Analemma
Ein Analemma (Latinisch für den Sockel einer Sonnenuhr) beschreibt den Verlauf der Sonnenposition innerhalb eines Jahres. Wenn jeden Tag zu genau der selben Zeit, am selben Standort die Sonnenposition markiert wird und am Ende des Jahres alle Positionen verbunden werden, entsteht die Form einer Acht.
In der Gnomonik, der Lehre von den Sonnenuhren, ist das Analemma die Vorschrift zur Konstruktion von Sonnenuhren.
Entstehungsweise

Die zum Analemma führende scheinbare Bewegung der Sonne ist eine Folge zweier Bewegungen der Erde. Wenn die Bahn der Erde ein exakter Kreis wäre und wenn die Erdachse senkrecht auf der Bahn-Ebene stünde, würde die Sonne zu einer festen Tageszeit stets auf demselben Punkt stehen.
Die Bahn der Erde ist jedoch elliptisch und die Abweichung der Bahnebene vom Himmelsäquator (Projektion des Äquators auf den Himmel), oder auch Ekliptik genannt, beträgt ca. 23,5º. Hierdurch macht die Sonne während eines Jahres eine scheinbare Bewegung hinsichtlich der Erde: das Analemma – eine mehr oder weniger schiefliegende „Acht“.
Diese Bewegung wird sichtbar, wenn wir den Sonnenstand über das Jahr jeden Tag zur gleichen Mittleren Ortszeit aufzeichnen. Die nebenstehende Fotomontage zeigt diese übers Jahr verschiedenen Sonnenstände um ca. neun Uhr morgens vom 49. Breitengrad aus, wobei der Sonnenstand den rechten Teil der Bahn im Uhrzeigersinn, den linken entgegengesetzt durchläuft.
Wie erwartet geht die Sonne im Winter später und weiter im Süden auf als im Sommer. Aber sie bewegt sich dabei nicht auf der Geraden, die als Hilfslinie im Bild eingezeichnet ist. Der kürzeste Tag fällt auch nicht mit den Tagen zusammen, an denen die Sonne am spätesten auf- und am frühesten untergeht.
Die Form des Analemmas folgt unmittelbar aus der Zeitgleichung.
Analemma im klassischen Altertum

Die heute als Analemma bezeichnete Figur war im klassischen Altertum unbekannt. Sie entsteht durch Aufzeichnen der Sonnenposition über das Jahr zu stets gleicher Mittlerer Ortszeit (MOZ, einer gleichförmigen Uhrzeit) während die Sonnenuhr die Wahre Ortszeit (WOZ, ungleichförmig, ändert sich über die Jahresbahn der Erde) zeigt. Die MOZ konnte im Altertum nicht gemessen werden, da es noch keine präzisen Uhren für eine gleichförmige Zeitmessung gab.

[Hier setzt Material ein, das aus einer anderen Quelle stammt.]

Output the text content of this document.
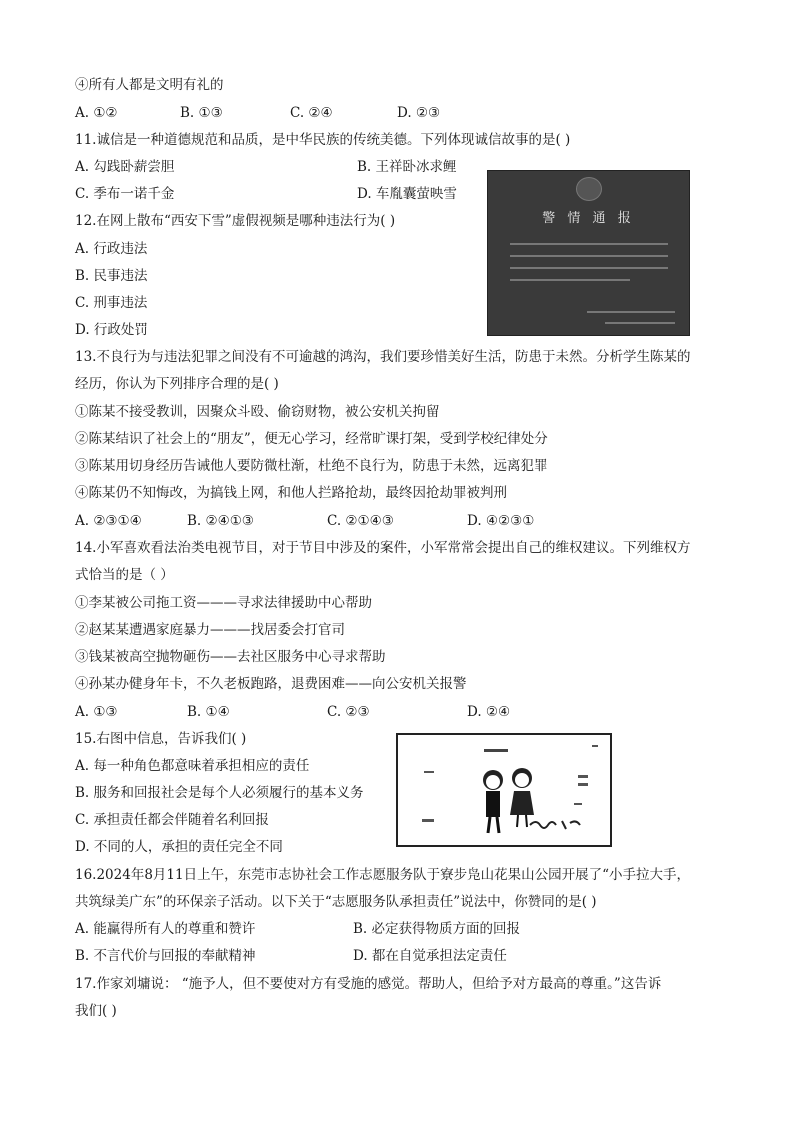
④所有人都是文明有礼的
A. ①②	B. ①③	C. ②④	D. ②③
11.诚信是一种道德规范和品质，是中华民族的传统美德。下列体现诚信故事的是( )
A. 勾践卧薪尝胆	B. 王祥卧冰求鲤
C. 季布一诺千金	D. 车胤囊萤映雪
12.在网上散布“西安下雪”虚假视频是哪种违法行为( )
A. 行政违法
B. 民事违法
C. 刑事违法
D. 行政处罚
警 情 通 报
13.不良行为与违法犯罪之间没有不可逾越的鸿沟，我们要珍惜美好生活，防患于未然。分析学生陈某的
经历，你认为下列排序合理的是( )
①陈某不接受教训，因聚众斗殴、偷窃财物，被公安机关拘留
②陈某结识了社会上的“朋友”，便无心学习，经常旷课打架，受到学校纪律处分
③陈某用切身经历告诫他人要防微杜渐，杜绝不良行为，防患于未然，远离犯罪
④陈某仍不知悔改，为搞钱上网，和他人拦路抢劫，最终因抢劫罪被判刑
A. ②③①④	B. ②④①③	C. ②①④③	D. ④②③①
14.小军喜欢看法治类电视节目，对于节目中涉及的案件，小军常常会提出自己的维权建议。下列维权方
式恰当的是（ ）
①李某被公司拖工资———寻求法律援助中心帮助
②赵某某遭遇家庭暴力———找居委会打官司
③钱某被高空抛物砸伤——去社区服务中心寻求帮助
④孙某办健身年卡，不久老板跑路，退费困难——向公安机关报警
A. ①③	B. ①④	C. ②③	D. ②④
15.右图中信息，告诉我们( )
A. 每一种角色都意味着承担相应的责任
B. 服务和回报社会是每个人必须履行的基本义务
C. 承担责任都会伴随着名利回报
D. 不同的人，承担的责任完全不同
16.2024年8月11日上午，东莞市志协社会工作志愿服务队于寮步凫山花果山公园开展了“小手拉大手，
共筑绿美广东”的环保亲子活动。以下关于“志愿服务队承担责任”说法中，你赞同的是( )
A. 能赢得所有人的尊重和赞许	B. 必定获得物质方面的回报
B. 不言代价与回报的奉献精神	D. 都在自觉承担法定责任
17.作家刘墉说： “施予人，但不要使对方有受施的感觉。帮助人，但给予对方最高的尊重。”这告诉
我们( )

Vitruv beschreibt im Neunten seiner "Zehn Bücher über die Architektur" (vollendet bis ca 22 v. Chr.) die Sonnenuhrenkonstruktion mit Zirkel und Lineal und bezeichnet diese Konstruktionsvorschrift als Analemma der Gnomonik. Dieses Analemma ermöglicht es, bei bekannter geographischer Breite die Sonnenposition zu jeder Tageszeit und in ihrem jahreszeitlichen Verlauf darzustellen.
Als Analemma bezeichnet man auch ein bereits von Ptolemäus im gleichnamigen Werk beschriebenes, in der Astronomie verwendetes Projektionsverfahren, bei dem sich Quadrat und Kreis umfangen sowie dreidimensional als Würfel und Kugel durchdringen.
Eine praktische Anwendung eines solchen Analemmas stellt der Entwurf der einstigen Kathedrale Hagia Sophia in Istanbul dar, bei der ein verschränktes Doppelquadrat-Analemma dem Grund- und Aufriss der Kirche zu Grunde liegt. Entschlüsselt wurde dieser Sachverhalt von dem Schweizer Kunsthistoriker Volker Hoffmann mit Hilfe modernster 3-D-Lasertechnik.